Biologie - Mathematisch - naturwissenschaftliche Fakultät

Werbung
Mathematisch-naturwissenschaftliche Fakultät
Biologie
bahnbrechende Erkenntnisse und Entwicklungen
Die bahnbrechenden Erkenntnisse und Entwicklungen
in der Biologie haben in den vergangenen Jahrzehnten
unser Weltbild verändert.
Studiengang Biologie
Im Fachbereich Biologie sind die folgenden neun Institute zusammengeschlossen:
▪ Anthropologisches Institut
▪ Institut für Evolutionsbiologie und
Umweltwissenschaften
▪ Institut für Molekulare Krebsforschung
▪ Institut für Molekulare Biologie
▪ Institut für Pflanzenbiologie
▪ Institut für Systematische Botanik
▪ Paläontologisches Institut
▪ Physiologisches Institut
▪ Biochemisches Institut
Diese neun Institute decken einen grossen Teil der modernen biowissenschaftlichen Disziplinen ab. Sie sind
alle am Studiengang Biologie beteiligt. Die Biochemie
bietet einen eigenen Studiengang an, die beiden Studiengänge sind aber gegenseitig sehr durchlässig.

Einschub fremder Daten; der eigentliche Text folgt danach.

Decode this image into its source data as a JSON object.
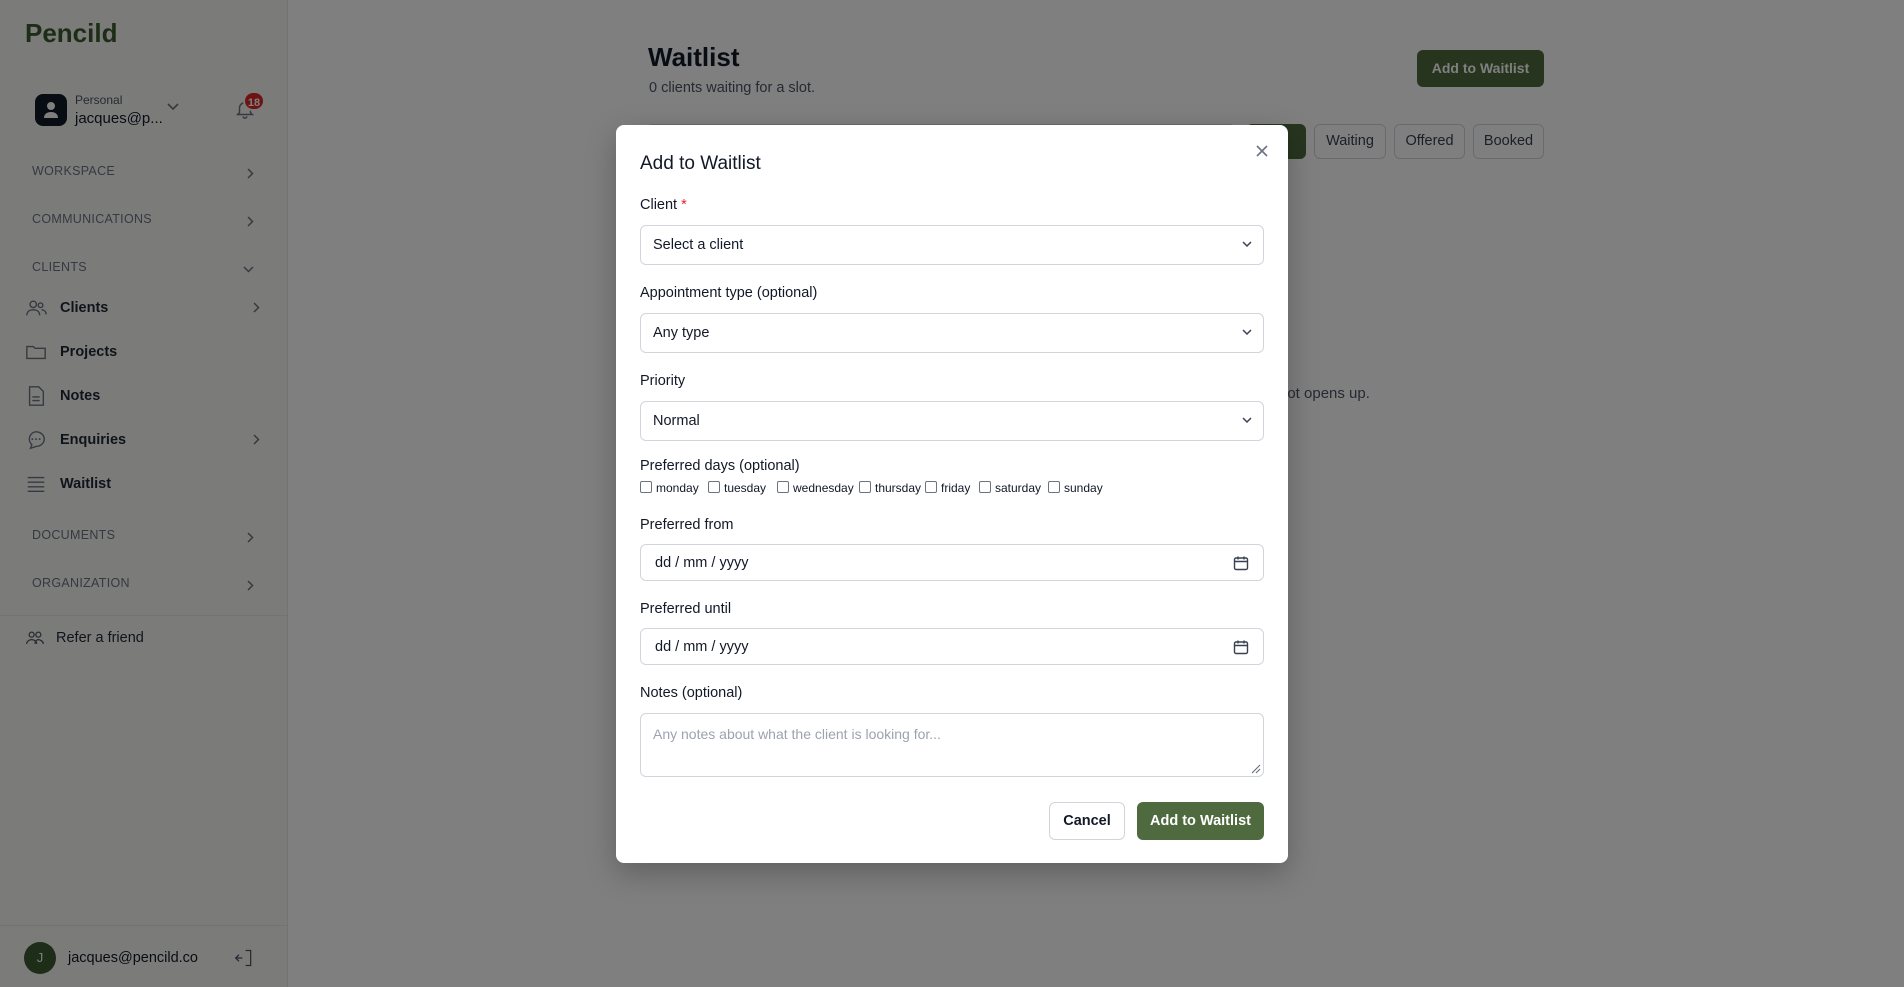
{
  "app": {
    "name": "Pencild"
  },
  "account": {
    "kind": "Personal",
    "email": "jacques@p...",
    "notifications": "18"
  },
  "sidebar": {
    "sections": {
      "workspace": "WORKSPACE",
      "communications": "COMMUNICATIONS",
      "clients": "CLIENTS",
      "documents": "DOCUMENTS",
      "organization": "ORGANIZATION"
    },
    "items": [
      {
        "label": "Clients",
        "icon": "users-icon"
      },
      {
        "label": "Projects",
        "icon": "folder-icon"
      },
      {
        "label": "Notes",
        "icon": "document-icon"
      },
      {
        "label": "Enquiries",
        "icon": "chat-icon"
      },
      {
        "label": "Waitlist",
        "icon": "list-icon"
      }
    ],
    "refer": "Refer a friend",
    "footer": {
      "avatar_initial": "J",
      "email": "jacques@pencild.co"
    }
  },
  "page": {
    "title": "Waitlist",
    "subtitle": "0 clients waiting for a slot.",
    "add_button": "Add to Waitlist",
    "filters": [
      "Waiting",
      "Offered",
      "Booked"
    ],
    "active_filter_partial": "e",
    "empty_text_partial": "lot opens up."
  },
  "modal": {
    "title": "Add to Waitlist",
    "client": {
      "label": "Client",
      "required_mark": "*",
      "value": "Select a client"
    },
    "appointment_type": {
      "label": "Appointment type (optional)",
      "value": "Any type"
    },
    "priority": {
      "label": "Priority",
      "value": "Normal"
    },
    "preferred_days": {
      "label": "Preferred days (optional)",
      "days": [
        "monday",
        "tuesday",
        "wednesday",
        "thursday",
        "friday",
        "saturday",
        "sunday"
      ]
    },
    "preferred_from": {
      "label": "Preferred from",
      "value": "dd / mm / yyyy"
    },
    "preferred_until": {
      "label": "Preferred until",
      "value": "dd / mm / yyyy"
    },
    "notes": {
      "label": "Notes (optional)",
      "placeholder": "Any notes about what the client is looking for..."
    },
    "cancel": "Cancel",
    "submit": "Add to Waitlist"
  },
  "colors": {
    "brand": "#3d5a2e",
    "primary_button": "#4f6a3e",
    "badge": "#dc2626",
    "overlay": "rgba(0,0,0,0.5)"
  }
}
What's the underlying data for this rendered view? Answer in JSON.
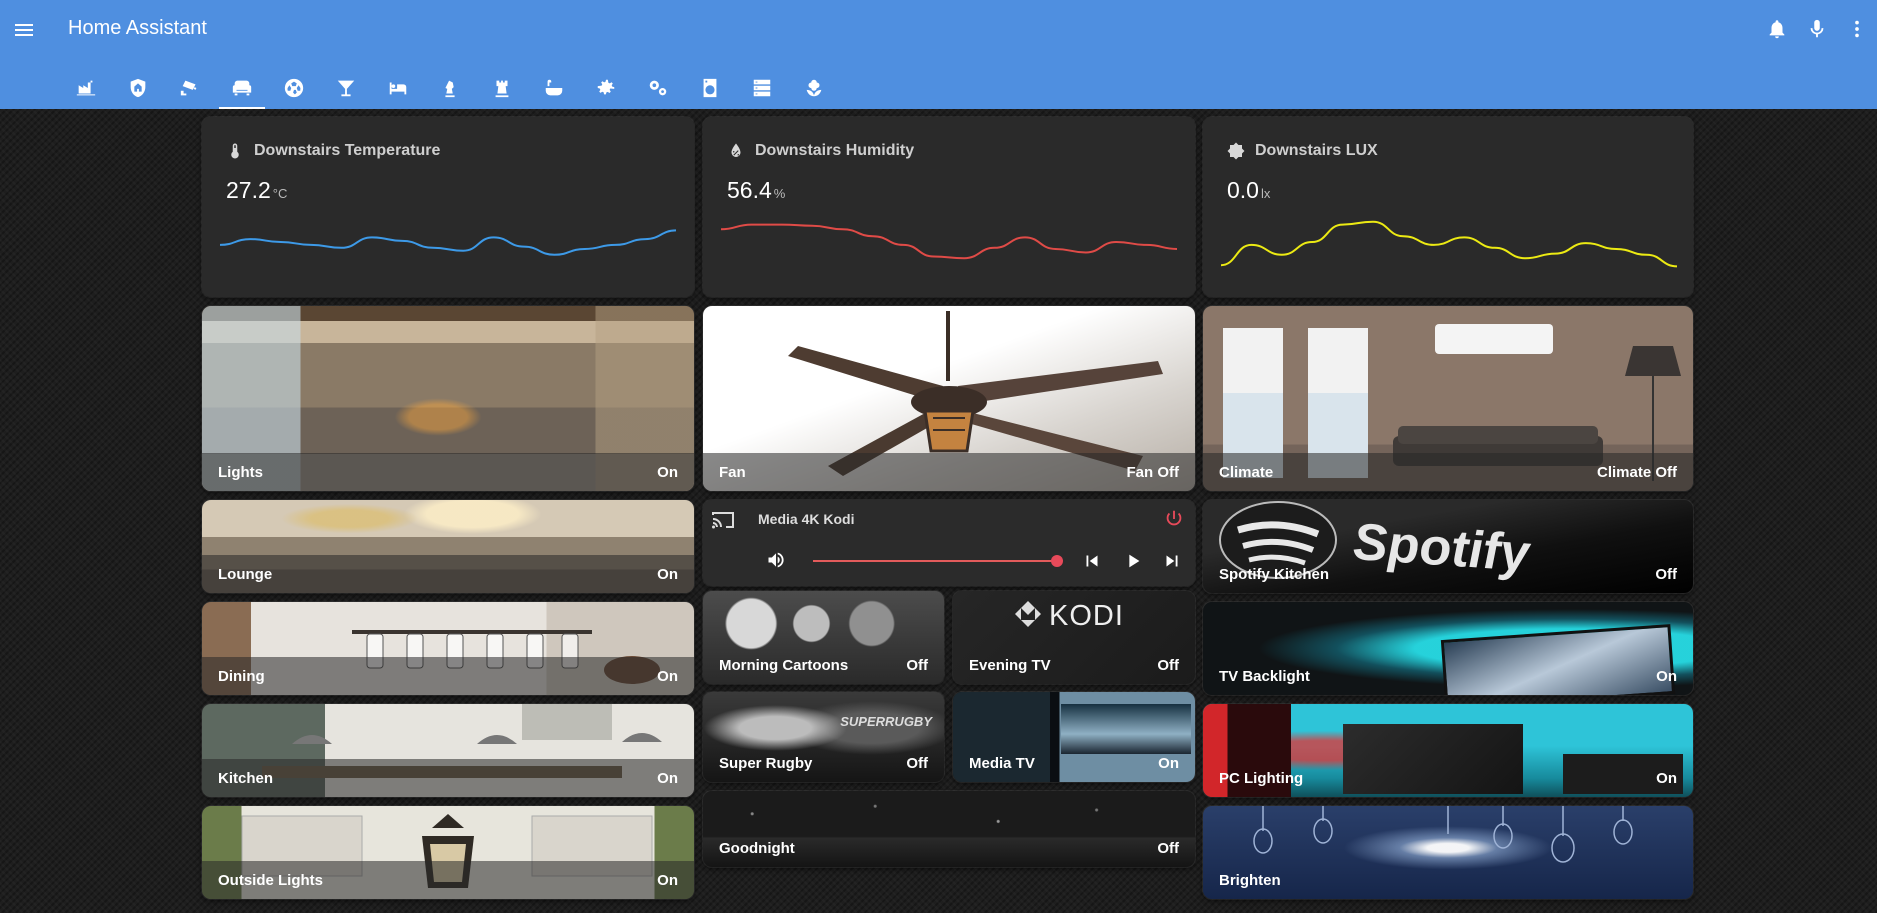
{
  "app": {
    "title": "Home Assistant"
  },
  "tabs": [
    {
      "icon": "factory-icon"
    },
    {
      "icon": "shield-home-icon"
    },
    {
      "icon": "cctv-icon"
    },
    {
      "icon": "sofa-icon",
      "active": true
    },
    {
      "icon": "soccer-icon"
    },
    {
      "icon": "cocktail-icon"
    },
    {
      "icon": "bed-icon"
    },
    {
      "icon": "chess-knight-icon"
    },
    {
      "icon": "chess-rook-icon"
    },
    {
      "icon": "bathtub-icon"
    },
    {
      "icon": "cog-icon"
    },
    {
      "icon": "cogs-icon"
    },
    {
      "icon": "washing-machine-icon"
    },
    {
      "icon": "server-icon"
    },
    {
      "icon": "flower-icon"
    }
  ],
  "sensors": {
    "temp": {
      "name": "Downstairs Temperature",
      "value": "27.2",
      "unit": "°C",
      "color": "#3d9ae8",
      "trend": [
        0.55,
        0.45,
        0.5,
        0.55,
        0.6,
        0.42,
        0.48,
        0.6,
        0.65,
        0.42,
        0.58,
        0.72,
        0.62,
        0.55,
        0.45,
        0.3
      ]
    },
    "hum": {
      "name": "Downstairs Humidity",
      "value": "56.4",
      "unit": "%",
      "color": "#e04b47",
      "trend": [
        0.28,
        0.2,
        0.2,
        0.22,
        0.28,
        0.4,
        0.55,
        0.75,
        0.78,
        0.6,
        0.42,
        0.62,
        0.68,
        0.5,
        0.55,
        0.62
      ]
    },
    "lux": {
      "name": "Downstairs LUX",
      "value": "0.0",
      "unit": "lx",
      "color": "#ecea13",
      "trend": [
        0.9,
        0.55,
        0.72,
        0.5,
        0.2,
        0.15,
        0.4,
        0.55,
        0.42,
        0.6,
        0.78,
        0.7,
        0.52,
        0.62,
        0.72,
        0.92
      ]
    }
  },
  "cards": {
    "lights": {
      "name": "Lights",
      "state": "On"
    },
    "fan": {
      "name": "Fan",
      "state": "Fan Off"
    },
    "climate": {
      "name": "Climate",
      "state": "Climate Off"
    },
    "lounge": {
      "name": "Lounge",
      "state": "On"
    },
    "spotify": {
      "name": "Spotify Kitchen",
      "state": "Off",
      "brand": "Spotify"
    },
    "dining": {
      "name": "Dining",
      "state": "On"
    },
    "morning": {
      "name": "Morning Cartoons",
      "state": "Off"
    },
    "evening": {
      "name": "Evening TV",
      "state": "Off",
      "brand": "KODI"
    },
    "tvbacklight": {
      "name": "TV Backlight",
      "state": "On"
    },
    "kitchen": {
      "name": "Kitchen",
      "state": "On"
    },
    "rugby": {
      "name": "Super Rugby",
      "state": "Off",
      "brand": "SUPERRUGBY"
    },
    "mediatv": {
      "name": "Media TV",
      "state": "On"
    },
    "pclighting": {
      "name": "PC Lighting",
      "state": "On"
    },
    "outside": {
      "name": "Outside Lights",
      "state": "On"
    },
    "goodnight": {
      "name": "Goodnight",
      "state": "Off"
    },
    "brighten": {
      "name": "Brighten",
      "state": ""
    }
  },
  "media": {
    "name": "Media 4K Kodi",
    "volume": 0.99,
    "accent": "#e84a5a"
  }
}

Themen, Ziele und Schwerpunkte
Die Biologie beschäftigt sich mit allen Phänomenen des
Lebens: vom Molekül, über das Gen, die Zelle, das Individuum, die Population bis hin zu Ökosystemen. In
den letzten Jahrzehnten hat die Bedeutung der Biologie für Wissenschaft und Gesellschaft sprunghaft zugenommen. Aufgrund der weit gefächerten Fragen und
der zu lösenden Probleme wird sich die Vernetzung mit
anderen Wissenschaftsgebieten weiterhin verstärken.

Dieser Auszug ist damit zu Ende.